A barra de vozeamento indica a presença de vibração nas pregas vocais (vozeamento) quando da produção dos sons. A barra de vozeamento corresponde à faixa da freqüência fundamental da fonação. Nos sons vozeados, a barra de vozeamento aparece como uma faixa escura próxima à linha de base do espectrograma, faixa que se encontra ausente nos sons desvozeados. Esta medida irá corroborar a presença de vozeamento avaliada nas três medidas anteriores, que envolvem VOT e duração das obstruintes. Espera-se encontrar a barra de vozeamento nos sons vozeados, mas não nos sons desvozeados. Sendo assim, a presença ou ausência de barra de vozeamento nas obstruintes produzidas pelos surdos será indício de que esses participantes produzem distintamente sons vozeados e desvozeados. Veja na FIG. 15 da seção 2.4.2.4, capítulo 2, o espectrograma ilustrativo da barra de vozeamento.

e) Duração da vogal seguinte à obstruinte

A medida da duração da vogal (v: ) seguinte à obstruinte é importante para esta pesquisa, pois é por meio dela que se investigará a influência do detalhe fonético fino na construção de categorias de sonoridade pelos surdos. Foi medida a duração das vogais [a] e [] da primeira sílaba dos pares mínimos faca/vaca e cola/gola obtidos nos experimentos 1, 2 e 3. Apenas quatro surdos produziram esses pares, que puderam ser contrastados em duração.
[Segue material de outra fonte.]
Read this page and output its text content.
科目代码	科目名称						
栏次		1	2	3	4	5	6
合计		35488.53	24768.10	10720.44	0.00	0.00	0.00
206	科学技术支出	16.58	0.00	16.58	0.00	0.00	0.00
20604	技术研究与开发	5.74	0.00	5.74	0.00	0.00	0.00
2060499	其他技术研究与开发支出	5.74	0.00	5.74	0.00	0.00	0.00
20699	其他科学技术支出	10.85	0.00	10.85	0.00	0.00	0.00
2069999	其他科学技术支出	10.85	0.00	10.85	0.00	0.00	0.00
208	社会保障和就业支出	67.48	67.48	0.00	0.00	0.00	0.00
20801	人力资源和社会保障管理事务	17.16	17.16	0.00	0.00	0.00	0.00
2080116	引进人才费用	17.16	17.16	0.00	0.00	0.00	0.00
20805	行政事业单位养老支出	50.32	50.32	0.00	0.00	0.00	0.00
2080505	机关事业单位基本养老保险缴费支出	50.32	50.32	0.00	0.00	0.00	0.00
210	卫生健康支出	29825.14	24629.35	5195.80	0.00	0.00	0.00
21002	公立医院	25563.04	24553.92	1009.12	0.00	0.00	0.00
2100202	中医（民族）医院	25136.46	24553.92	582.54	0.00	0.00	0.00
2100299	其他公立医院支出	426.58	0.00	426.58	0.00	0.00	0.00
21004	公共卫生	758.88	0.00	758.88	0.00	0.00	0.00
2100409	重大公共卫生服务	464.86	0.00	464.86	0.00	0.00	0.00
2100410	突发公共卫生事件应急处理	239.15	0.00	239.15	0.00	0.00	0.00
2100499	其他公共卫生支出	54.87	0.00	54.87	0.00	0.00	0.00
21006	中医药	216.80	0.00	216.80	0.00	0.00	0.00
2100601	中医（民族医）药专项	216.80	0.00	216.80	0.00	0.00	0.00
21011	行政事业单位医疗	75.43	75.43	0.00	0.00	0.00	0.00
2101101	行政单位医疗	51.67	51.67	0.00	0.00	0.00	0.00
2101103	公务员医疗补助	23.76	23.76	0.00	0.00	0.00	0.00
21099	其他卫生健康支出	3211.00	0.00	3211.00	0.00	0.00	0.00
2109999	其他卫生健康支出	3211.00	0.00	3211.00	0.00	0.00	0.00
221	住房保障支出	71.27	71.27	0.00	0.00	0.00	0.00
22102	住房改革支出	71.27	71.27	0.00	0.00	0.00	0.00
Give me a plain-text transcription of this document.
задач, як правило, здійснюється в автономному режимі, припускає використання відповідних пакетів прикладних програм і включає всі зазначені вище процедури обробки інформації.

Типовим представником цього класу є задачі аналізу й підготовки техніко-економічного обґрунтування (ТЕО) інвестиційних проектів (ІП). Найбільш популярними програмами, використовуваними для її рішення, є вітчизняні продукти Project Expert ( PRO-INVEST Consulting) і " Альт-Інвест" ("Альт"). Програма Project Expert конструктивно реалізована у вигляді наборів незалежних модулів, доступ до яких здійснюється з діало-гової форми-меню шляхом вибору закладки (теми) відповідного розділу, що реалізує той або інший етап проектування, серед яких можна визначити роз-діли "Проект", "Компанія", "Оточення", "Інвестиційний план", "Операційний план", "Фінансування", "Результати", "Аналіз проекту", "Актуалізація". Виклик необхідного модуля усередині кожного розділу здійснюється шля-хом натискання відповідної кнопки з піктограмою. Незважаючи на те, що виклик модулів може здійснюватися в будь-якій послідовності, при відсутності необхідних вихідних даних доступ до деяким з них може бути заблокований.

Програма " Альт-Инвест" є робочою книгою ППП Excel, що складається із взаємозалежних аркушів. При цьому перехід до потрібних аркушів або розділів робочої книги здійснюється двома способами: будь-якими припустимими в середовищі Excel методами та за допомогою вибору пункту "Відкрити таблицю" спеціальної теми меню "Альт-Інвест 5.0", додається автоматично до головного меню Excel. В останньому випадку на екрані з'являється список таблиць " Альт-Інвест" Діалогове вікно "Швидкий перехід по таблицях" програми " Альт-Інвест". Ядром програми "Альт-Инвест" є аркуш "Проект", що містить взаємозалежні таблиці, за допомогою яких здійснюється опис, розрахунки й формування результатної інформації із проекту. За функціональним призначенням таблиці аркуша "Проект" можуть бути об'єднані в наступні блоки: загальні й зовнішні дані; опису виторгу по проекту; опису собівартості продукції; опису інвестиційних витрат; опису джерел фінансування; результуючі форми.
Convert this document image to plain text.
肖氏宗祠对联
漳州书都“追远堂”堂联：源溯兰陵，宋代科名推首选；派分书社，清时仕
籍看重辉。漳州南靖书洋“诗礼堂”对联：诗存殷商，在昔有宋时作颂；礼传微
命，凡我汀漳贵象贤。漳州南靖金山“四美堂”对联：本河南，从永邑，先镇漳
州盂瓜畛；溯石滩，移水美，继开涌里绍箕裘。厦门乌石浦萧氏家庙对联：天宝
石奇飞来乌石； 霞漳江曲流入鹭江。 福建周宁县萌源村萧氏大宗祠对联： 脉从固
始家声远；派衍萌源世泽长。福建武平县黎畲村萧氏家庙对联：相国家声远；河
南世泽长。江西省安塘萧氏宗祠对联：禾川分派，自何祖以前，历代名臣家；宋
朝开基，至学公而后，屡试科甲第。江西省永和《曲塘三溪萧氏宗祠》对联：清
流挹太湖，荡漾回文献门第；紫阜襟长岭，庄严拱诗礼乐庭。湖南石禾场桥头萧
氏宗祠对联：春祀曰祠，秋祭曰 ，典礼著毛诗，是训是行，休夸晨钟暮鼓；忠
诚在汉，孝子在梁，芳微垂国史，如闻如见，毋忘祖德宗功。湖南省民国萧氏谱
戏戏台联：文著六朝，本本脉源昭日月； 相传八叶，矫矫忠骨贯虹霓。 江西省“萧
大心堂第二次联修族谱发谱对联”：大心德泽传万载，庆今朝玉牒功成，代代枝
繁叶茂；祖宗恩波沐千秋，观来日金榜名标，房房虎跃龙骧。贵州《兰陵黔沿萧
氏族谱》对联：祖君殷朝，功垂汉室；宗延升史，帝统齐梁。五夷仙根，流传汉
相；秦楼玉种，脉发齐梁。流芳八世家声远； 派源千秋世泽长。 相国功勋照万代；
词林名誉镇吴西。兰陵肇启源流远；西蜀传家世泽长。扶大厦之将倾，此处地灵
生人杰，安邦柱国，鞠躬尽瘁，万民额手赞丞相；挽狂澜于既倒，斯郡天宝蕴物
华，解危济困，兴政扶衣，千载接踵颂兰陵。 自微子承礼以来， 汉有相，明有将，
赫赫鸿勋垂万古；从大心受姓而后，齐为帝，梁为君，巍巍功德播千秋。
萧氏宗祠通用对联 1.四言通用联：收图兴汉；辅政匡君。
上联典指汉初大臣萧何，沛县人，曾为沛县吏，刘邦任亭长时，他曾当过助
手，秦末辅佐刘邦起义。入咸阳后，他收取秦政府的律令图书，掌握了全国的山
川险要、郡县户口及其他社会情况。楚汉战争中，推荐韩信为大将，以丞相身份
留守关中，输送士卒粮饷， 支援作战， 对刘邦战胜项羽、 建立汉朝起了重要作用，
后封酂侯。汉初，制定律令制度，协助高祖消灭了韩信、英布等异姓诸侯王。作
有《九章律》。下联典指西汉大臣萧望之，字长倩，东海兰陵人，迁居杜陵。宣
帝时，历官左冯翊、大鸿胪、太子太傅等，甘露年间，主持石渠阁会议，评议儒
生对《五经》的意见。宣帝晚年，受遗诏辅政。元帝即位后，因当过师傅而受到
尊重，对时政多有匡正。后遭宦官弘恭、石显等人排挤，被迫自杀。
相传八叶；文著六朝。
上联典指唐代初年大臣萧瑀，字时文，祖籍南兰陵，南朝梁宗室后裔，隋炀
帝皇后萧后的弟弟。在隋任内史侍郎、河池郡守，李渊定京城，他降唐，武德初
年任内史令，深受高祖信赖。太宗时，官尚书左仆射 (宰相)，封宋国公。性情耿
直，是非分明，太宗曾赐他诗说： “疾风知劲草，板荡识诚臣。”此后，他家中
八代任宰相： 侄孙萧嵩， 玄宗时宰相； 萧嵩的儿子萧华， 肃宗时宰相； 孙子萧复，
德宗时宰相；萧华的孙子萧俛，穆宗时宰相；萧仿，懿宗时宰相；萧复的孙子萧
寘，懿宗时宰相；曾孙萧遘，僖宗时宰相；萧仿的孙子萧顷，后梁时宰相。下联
A ocorrência de vozeamento poderia ser observada no alongamento da vogal seguinte à consoante obstruinte, como uma extensão ou compartilhamento da propriedade de vozeamento. Para os ouvintes, existe uma tendência de que a vogal seguinte a uma consoante vozeada seja mais longa que a vogal seguinte a uma consoante desvozeada. Buscou-se investigar se essa tendência também ocorre nos surdos profundos.